После взаимных благодарностей поговорили ещё о том, о сём, и схимница благословила уходящих гостей. Инокиня Екатерина проводила их сожалеющим взглядом — кончилось какое-никакое, а всё
Игуменья пригласила Анику позавтракать, но тот сослался на далёкий путь и распрощался с обителью. До Вочнемской переправы Клим ехал верхом, заполненный переживаниями и воспоминаниями, а после полдника Аника кликнул его в свой возок.
3
Светило яркое солнце бабьего лета. В повозке под кожаным пологом с духотой боролись порывы ветерка, врывавшиеся в откинутые занавески. Чтобы не пылить хозяину, возницы других подвод поотстали, а стража, рассыпавшись, держалась обочин, поросших травой.
Аника с Климом сидели рядом на мягких, набитых сеном подушках, на всякий случай придерживаясь за подлокотники. Дорога была накатанная, ехали лёгкой рысью, но попадались неожиданные ухабины. Ещё до того, как трогаться, Аника сказал своему возничему пересесть с козел в седло на первую цуговую — предстоял разговор не для ушей челяди. Некоторое время ехали молча. Потом Аника спросил:
— Как Воскресенский монастырь?
— Ухоженный. Бабьи руки всюду заметны.
— Да, сёстры трудолюбивые, да и игуменья их в руках держит... Вот, Клим Акимыч, какая судьбина инокини Евдокии, коей на поклон ходили мы. Могущественная княгиня Евфросиния Андреевна создала в Горицах обитель женскую во славу княжеских родов Старицких и Хованских. А четверти века не прошло, как государь наш, племянничек княгини, сослал её сюда простой монахиней. Видал, какая она горем убитая!.. Я в Старицах бывал у неё, государыней принимала! Теперь же, когда у меня образок брала, руки ходуном ходили... Могло бы и по-другому повернуться — всю Россию в этих самых руках держала б! А? Сказывай, как мыслишь?
Клим без особой охоты возразил:
— Не слыхал я, чтоб княгиню Евфросинию в государыни прочили. Князя Владимира — другое дело, слухи ходили.
— Вестимо, о ней разговор не шёл, в уме держали. Призвали бы князя Владимира на великокняжество московское — вся власть у княгини Евфросинии. Сам князь властности не кажет. Сейчас во всём покоряется государю: тот отобрал вотчину, дал меньший удел — не возражает, сослал мать — ни слова в защиту. Говорят, в прошлом лете князь Иван Петрович Фёдоров и иже с ним на плаху пошли по доносу князя Владимира: ему князь Иван Петрович намекнул, мол, есть люди, кои хотят облегчить участь Старицкому княжеству.
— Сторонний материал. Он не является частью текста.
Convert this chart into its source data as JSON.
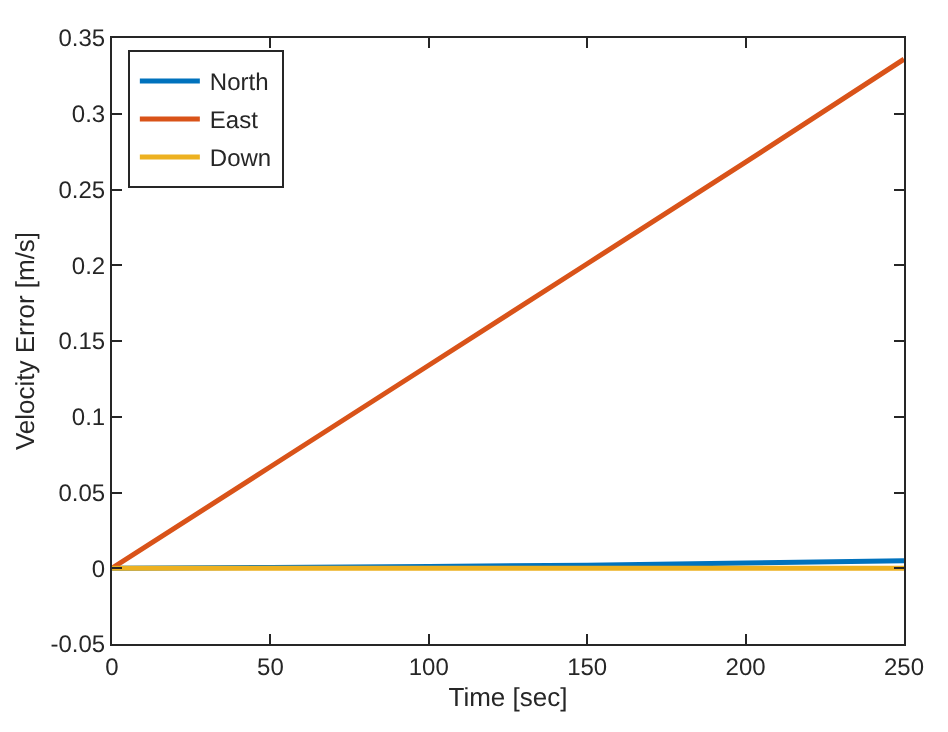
{
  "chart_data": {
    "type": "line",
    "xlabel": "Time [sec]",
    "ylabel": "Velocity Error [m/s]",
    "x": [
      0,
      50,
      100,
      150,
      200,
      250
    ],
    "series": [
      {
        "name": "North",
        "color": "#0072bd",
        "values": [
          0,
          0.0005,
          0.0012,
          0.002,
          0.0035,
          0.005
        ]
      },
      {
        "name": "East",
        "color": "#d95319",
        "values": [
          0,
          0.067,
          0.134,
          0.201,
          0.268,
          0.336
        ]
      },
      {
        "name": "Down",
        "color": "#edb120",
        "values": [
          0,
          0,
          0,
          0,
          0,
          0
        ]
      }
    ],
    "xlim": [
      0,
      250
    ],
    "xticks": [
      0,
      50,
      100,
      150,
      200,
      250
    ],
    "ylim": [
      -0.05,
      0.35
    ],
    "yticks": [
      -0.05,
      0,
      0.05,
      0.1,
      0.15,
      0.2,
      0.25,
      0.3,
      0.35
    ],
    "grid": false,
    "legend": "top left",
    "marker": "none",
    "line_style": "solid"
  }
}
А князюшка по простоте душевной всё выложил царю!.. Наверное, и взаправду теперь государь смилостивился, к себе приглашает с матерью. Видать, вспомнил верную службу... Чего-то, я смотрю, ты в молчанку играешь! Разговор не по нраву, что ль? Аль боишься, донесу?
— Знаю, Аника Фёдорович, доноса от тебя не будет. А всё ж жизнь учит: говори, что знаешь наверное и что тебя касается. А тут — никаким боком...
— Ну что ж, правило хорошее. А всё ж бок для касания есть. Опять же говорят: много будешь знать — скоро состаришься. А я хочу больше знать, иначе в торговых делах нельзя. Открою тебе тайну: в каждом большом городе держу своих дослухов, кои слушают, зрят и мне доносят обо всём, а я решаю — касаемо это меня или нет. Важное до меня борзо бежит. Ты вон свои гоны вводишь по делам воеводства. А у меня давно есть, кое-что я раньше тебя знать буду. Вот так-то.
— Тогда зачем же я...
— Надёжности для, Клим Акимыч. И ещё: станешь больше знать, ведомо станет, что от чего зависит. Вот, к примеру: заметил я, как ты на инокиню Катерину смотрел... — Клим потупил взгляд и вцепился в подлокотники, хотя ухабов не было. — Теперь, пожалуй, мало кто помнит, что она племянница государыни Соломонии! А тебе, само собой, любопытно. — Аника многозначительно крякнул. Клим вопросительно посмотрел на него, купец отвёл взгляд и со вздохом сказал: — Прости, Клим Акимыч, это, как говорится, к слову пришлось... А я о ином хотел поговорить с тобой. Ты слышал что-либо об Изверге?